Economic Participation Of Globalive And Non-Canadians

The CRTC ruled that while the 65.1 % equity interest held by Orascom provides an avenue for influence in this case, consistent with previous CRTC decisions, it is not sufficient on its own to convert that influence into control.

Financing Arrangements

The CRTC noted that debt levels and debt financing arrangements can be important indicia of where influence lies. It repeated its observation in the CanWest decision that the concentration of debt and equity in the hands of a single foreign entity can create an opportunity for undue influence over the venture by that non-Canadian entity.
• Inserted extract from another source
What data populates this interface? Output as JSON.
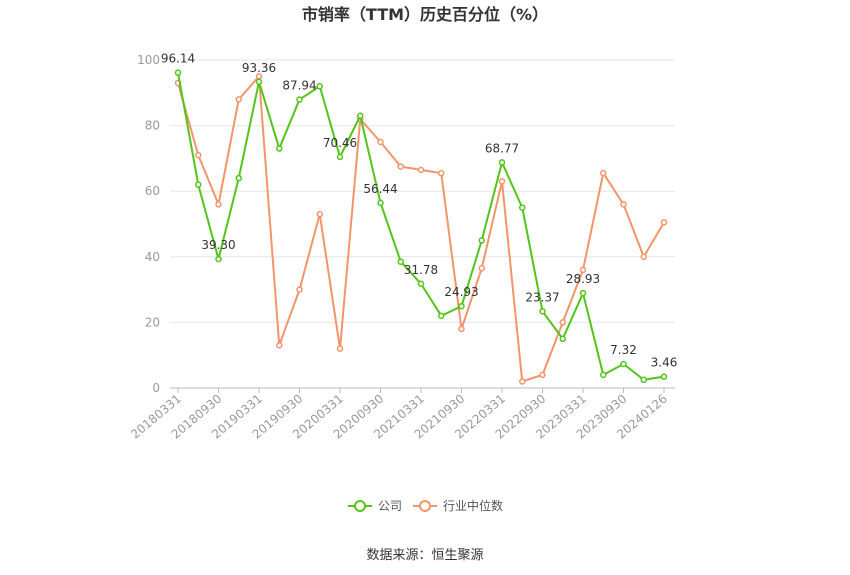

In the present case, the CRTC noted that Orascom has provided approximately 99 percent of Globalive's current debt, excluding some third-party vendor financing, which represents the vast majority of Globalive's total financing. The magnitude of the debt provided by Orascom, the relative debt to equity financing, and the fact that the debt is concentrated in the hands of a single entity caused the CRTC concern with the loans as a source of Orascom influence. The modifications to the covenants and terms of the loans did little to reduce this concern. Furthermore, the CRTC noted that covenants similar to those deleted from the Orascom loan agreements were still contained in Schedule A to the Shareholders' Agreement.

In addition to the above-noted concerns, the CRTC considered that a company's inability to obtain financing from third-party sources may also be relevant to the issue of control in fact. As noted in the Unitel decision, "In certain circumstances it may be possible to conclude that a non-Canadian shareholder or lender may have a considerable amount of leverage, and even control, over a cash-strapped telecommunications common carrier."

It is the CRTC's view that such a significant concentration of debt in the hands of Orascom, representing the vast majority of Globalive's enterprise value, serves to provide Orascom with leverage over Globalive. The CRTC concluded on this issue by stating that, given Orascom's equity interest in Globalive, "...such a high level of debt in the hands of a non-Canadian is unacceptable".

Conclusion

It is clear from the decision that it was the debt structure that ultimately led the Commission to conclude that Globalive is controlled in fact by Orascom. In its concluding remarks the Commission stated that given the changes that were made during the public hearing, and presuming that the additional changes identified in the decision were made, the equity position of Orascom, its position as the principal source of technical expertise, and its control of the WIND trademark would not cause the CRTC to conclude that Orascom is in a position of influence that is both "dominant and determining".

"However, when these levers are considered in concert with Orascom's provision of the vast majority of Globalive's debt financing, the Commission finds that it cannot conclude that Globalive is not controlled in fact by a non-Canadian, to wit Orascom. In other words, the Commission finds that Orascom has the ongoing ability to determine Globalive's strategic decision-making activities."

In light of the foregoing, the CRTC determined that Globalive is controlled in fact by Orascom, a non-Canadian. Therefore, Globalive does not meet the ownership and control requirements in the Telecommunications Act and is not currently eligible to operate as a telecommunications common carrier in Canada.

While this ruling by the CRTC does not mean that Globalive cannot come back with a new structure that satisfies the stated concerns, it is clear from the CRTC's concluding remarks that the debt structure will have to be addressed before this can happen. Given Globalive's statements during the public hearing regarding the difficulty of attracting debt financing for a "green field" operation at this point in time, this decision could seriously jeopardize the timing of the company's service launch.